Introduction p38 MAPK has been linked to the pathobiology of pulmonary hypertension (PH) but its role has not been fully investigated. We have previously highlighted the importance of the p38 MAPK pathway in the proliferative response of pulmonary artery fibroblasts to hypoxia. In addition, the BMPR2 mutations seen in PH can lead to increased signalling through the p38 MAPK pathway. These findings suggest p38 MAPK may be an appropriate target for the treatment of PH.
Methods We undertook an in vivo prevention study on male Sprague-Dawley rats that were exposed to hypobaric hypoxia (at 550 mm Hg=10% FiO2) for a period of 2 weeks. Five animals were dosed daily via an intraperitoneal route, with SB-203580, a p38 MAPK specific inhibitor, and a further five animals acted as controls. After 2 weeks the animals had right ventricular systolic pressure (RVSP) measured, degree of right ventricular hypertrophy (RVH) assessed and lung histology analysed for evidence of vascular remodelling. The lungs were stained with α-smooth muscle actin and the degree of distal muscularisation in vessels <80 mm in diameter assessed. Results were analysed with appropriate statistical tests.

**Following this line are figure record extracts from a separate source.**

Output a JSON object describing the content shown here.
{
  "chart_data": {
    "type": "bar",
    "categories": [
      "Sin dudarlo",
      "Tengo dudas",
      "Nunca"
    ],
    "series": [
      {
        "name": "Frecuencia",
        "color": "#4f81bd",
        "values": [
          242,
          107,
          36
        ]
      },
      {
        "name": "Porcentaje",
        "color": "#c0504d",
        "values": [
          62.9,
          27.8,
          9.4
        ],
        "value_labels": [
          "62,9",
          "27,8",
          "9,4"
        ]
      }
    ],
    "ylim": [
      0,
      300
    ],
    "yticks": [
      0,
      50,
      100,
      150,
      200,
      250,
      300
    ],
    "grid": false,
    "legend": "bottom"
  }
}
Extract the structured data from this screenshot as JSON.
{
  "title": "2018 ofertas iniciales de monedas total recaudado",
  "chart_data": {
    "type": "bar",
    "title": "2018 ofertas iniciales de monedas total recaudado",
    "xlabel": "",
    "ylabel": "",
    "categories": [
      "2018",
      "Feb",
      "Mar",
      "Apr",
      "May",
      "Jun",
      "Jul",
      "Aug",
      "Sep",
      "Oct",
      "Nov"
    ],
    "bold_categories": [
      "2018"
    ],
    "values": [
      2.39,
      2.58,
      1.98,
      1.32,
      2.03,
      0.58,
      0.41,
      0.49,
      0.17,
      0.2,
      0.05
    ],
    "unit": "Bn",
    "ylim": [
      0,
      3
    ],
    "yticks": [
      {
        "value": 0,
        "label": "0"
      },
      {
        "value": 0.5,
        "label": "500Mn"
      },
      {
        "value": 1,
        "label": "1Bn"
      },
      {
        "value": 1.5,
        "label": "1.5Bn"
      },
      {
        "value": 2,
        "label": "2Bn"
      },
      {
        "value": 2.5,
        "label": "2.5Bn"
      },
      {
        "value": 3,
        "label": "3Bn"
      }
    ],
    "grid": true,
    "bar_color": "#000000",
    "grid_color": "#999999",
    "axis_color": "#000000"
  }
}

Results There was a significant difference in the RVSP between groups (control 37.09 mm Hg±5.09 vs drug 20.59 mm Hg ±3.19; p=0.025). There was less RVH (control 0.38 vs drug 0.25;p=0.0032) in the drug treated group (see Abstract S68 figure 1) and the total RV weights were also less (control 147 mg vs drug 109 mg; p=0.018). There was no difference in haematocrit between groups. There was less pulmonary vascular remodelling as indicated by a reduction of fully muscularised and an increase in non-muscularised vessels observed in the drug treated group (p<0.001).
Conclusion We have shown in a chronic hypoxic model of PH that by inhibiting the p38 MAPK pathway in vivo the development of pulmonary hypertension can be prevented. This suggests that the p38 MAPK pathway could be a potential therapeutic target for PH. Further studies are warranted, in particular to see if inhibition can reverse established disease.